Est-ce à dire que les Algériens et les peuples colonisés largo sensu n’auraient pas disposé de marge de manoeuvre (agency) assurant leur développement économique et social, en dehors du cadre colonial, du fait de leur « mentalité primitive » au sens du sociologue et anthropologue français Lucien Lévy-Bruhl, alors que dans le même temps ni le Libéria ni l’Ethiopie, non colonisés, n’ont connu un développement plus rapide que leurs voisins colonisés ?

Face aux appétits européens et devant la poussée terroriste conduisant à la perméabilité des frontières, l’Algérie, bouleversée par les tentatives de déstabilisation mais dont les disponibilités militaires hissent le pays au premier rang des Etats africains en termes d’armements, n’a pas d’autres options que la stabilité politique au détriment certes du renouvellement de la classe dirigeante. En ce sens, l’obstination à maintenir au pouvoir le Président-candidat, Abdelaziz Bouteflika, semble répondre en miroir à la pression économique occidentale dès lors que la composante économique accompagne quasi systématiquement l’expansion coloniale ; ainsi, jusqu’en 1890, au Tanganyika (Tanzanie, Ruanda, Urundi), la gestion du territoire est confiée à une compagnie commerciale avant de passer à la politique d’administration directe dans la Deutsche Ost-Afrika et de confiscation des terres conduisant à l’insurrection Maji-Maji en 1905-1906.

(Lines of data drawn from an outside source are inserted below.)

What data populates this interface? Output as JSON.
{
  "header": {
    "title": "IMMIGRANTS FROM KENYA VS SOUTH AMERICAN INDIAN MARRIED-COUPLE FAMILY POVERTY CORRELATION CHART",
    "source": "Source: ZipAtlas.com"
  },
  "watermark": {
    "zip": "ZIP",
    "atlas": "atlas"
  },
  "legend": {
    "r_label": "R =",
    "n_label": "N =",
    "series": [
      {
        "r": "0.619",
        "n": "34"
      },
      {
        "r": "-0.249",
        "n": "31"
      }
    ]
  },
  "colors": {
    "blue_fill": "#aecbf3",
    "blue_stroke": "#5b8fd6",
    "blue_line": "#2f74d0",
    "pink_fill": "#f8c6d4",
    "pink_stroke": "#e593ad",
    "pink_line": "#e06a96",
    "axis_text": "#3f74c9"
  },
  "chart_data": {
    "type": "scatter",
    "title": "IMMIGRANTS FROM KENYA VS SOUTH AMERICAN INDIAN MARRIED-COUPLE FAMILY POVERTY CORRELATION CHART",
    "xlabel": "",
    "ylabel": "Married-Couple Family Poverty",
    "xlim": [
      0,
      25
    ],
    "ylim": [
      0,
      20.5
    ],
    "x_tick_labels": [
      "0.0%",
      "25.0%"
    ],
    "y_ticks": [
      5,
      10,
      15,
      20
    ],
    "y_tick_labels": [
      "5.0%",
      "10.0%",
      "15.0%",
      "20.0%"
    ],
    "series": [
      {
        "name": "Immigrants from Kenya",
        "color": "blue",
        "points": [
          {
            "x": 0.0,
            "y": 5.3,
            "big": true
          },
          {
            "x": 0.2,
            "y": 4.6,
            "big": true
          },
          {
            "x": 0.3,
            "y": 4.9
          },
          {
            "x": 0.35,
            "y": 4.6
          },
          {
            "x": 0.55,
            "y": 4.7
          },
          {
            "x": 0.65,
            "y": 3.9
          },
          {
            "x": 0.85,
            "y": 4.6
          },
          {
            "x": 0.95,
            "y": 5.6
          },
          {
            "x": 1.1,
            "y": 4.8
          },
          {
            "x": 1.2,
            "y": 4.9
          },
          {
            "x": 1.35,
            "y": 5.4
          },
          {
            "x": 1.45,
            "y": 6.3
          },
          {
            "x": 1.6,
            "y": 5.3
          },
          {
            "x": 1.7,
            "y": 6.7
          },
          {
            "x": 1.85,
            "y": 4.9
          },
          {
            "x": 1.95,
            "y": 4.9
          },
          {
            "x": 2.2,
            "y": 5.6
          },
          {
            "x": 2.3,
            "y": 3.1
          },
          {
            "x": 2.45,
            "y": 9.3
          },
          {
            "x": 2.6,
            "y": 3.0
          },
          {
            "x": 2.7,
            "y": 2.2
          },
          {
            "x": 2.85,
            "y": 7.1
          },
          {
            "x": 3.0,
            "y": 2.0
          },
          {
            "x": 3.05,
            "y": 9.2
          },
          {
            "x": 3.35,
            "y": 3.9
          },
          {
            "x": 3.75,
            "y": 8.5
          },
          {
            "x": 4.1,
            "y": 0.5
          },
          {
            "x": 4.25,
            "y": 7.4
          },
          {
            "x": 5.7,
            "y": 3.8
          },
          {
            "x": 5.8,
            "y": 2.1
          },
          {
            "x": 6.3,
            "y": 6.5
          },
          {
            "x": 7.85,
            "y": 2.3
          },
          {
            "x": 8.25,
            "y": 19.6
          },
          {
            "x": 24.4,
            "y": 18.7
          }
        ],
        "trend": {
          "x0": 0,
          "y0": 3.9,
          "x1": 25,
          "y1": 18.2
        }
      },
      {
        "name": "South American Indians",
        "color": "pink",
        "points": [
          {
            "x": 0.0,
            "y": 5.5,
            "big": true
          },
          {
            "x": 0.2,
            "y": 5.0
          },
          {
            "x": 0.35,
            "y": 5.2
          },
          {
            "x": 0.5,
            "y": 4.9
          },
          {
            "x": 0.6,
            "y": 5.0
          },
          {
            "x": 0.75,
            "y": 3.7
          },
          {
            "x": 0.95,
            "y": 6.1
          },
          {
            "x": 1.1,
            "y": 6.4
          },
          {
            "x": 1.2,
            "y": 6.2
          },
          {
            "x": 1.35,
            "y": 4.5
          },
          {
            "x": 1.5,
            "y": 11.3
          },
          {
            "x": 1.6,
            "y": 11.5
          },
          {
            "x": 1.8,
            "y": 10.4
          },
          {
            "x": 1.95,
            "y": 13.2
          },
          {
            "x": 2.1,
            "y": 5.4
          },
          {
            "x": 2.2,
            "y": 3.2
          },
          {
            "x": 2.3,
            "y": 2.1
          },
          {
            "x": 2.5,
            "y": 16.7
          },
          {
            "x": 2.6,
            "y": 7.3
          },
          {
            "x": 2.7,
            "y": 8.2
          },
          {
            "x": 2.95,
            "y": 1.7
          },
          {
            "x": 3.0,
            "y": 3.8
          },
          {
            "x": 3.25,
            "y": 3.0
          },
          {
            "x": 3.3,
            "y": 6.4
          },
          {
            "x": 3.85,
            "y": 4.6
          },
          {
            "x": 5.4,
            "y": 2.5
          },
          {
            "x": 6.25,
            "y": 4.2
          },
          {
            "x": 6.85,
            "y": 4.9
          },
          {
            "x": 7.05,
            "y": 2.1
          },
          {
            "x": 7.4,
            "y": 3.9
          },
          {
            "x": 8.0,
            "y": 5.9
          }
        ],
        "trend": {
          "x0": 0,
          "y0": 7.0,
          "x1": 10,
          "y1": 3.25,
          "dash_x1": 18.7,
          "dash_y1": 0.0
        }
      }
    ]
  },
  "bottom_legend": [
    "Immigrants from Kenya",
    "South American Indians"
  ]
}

En somme, la campagne présidentielle en Algérie, qui s’inscrit dans le contexte d’instabilité aux échelles régionale (Sahel) et locale (Ghardaïa), participe de la réactivation de la question de la « gouvernementalité » au sens foucaldien du terme ; en cela, « Comment se gouverner, comment être gouverné, comment gouverner les autres, par qui doit-on accepter d’être gouverné, comment faire pour être le meilleur gouverneur possible »[10]. La concentration étatique, dénoncée notamment par le mouvement plus ou moins indépendant Barakat, est prise dans une évolution plus large dans le sillage des révoltes arabes et des dissidences de tous bords, coup de boutoir de la stratégie clausewitzienne du maintien de la souveraineté d’un souverain sur un Etat notamment face à la menace extérieure comme intérieure supposée ou réelle ; ce qui n’est pas le moindre paradoxe de la situation géopolitique dans la région sahélo-saharienne.

Habiba CHABOU

[7] Eric J. Hobsbawm, The Invention of Tradition, 1992.
[8] Antonio Gramsci, Quaderni del carcere, 1926-1937.
[9] Edward Saïd, Orientalism, 1978.
[10] Michel Foucault, « La gouvernementalité », 1977-1978.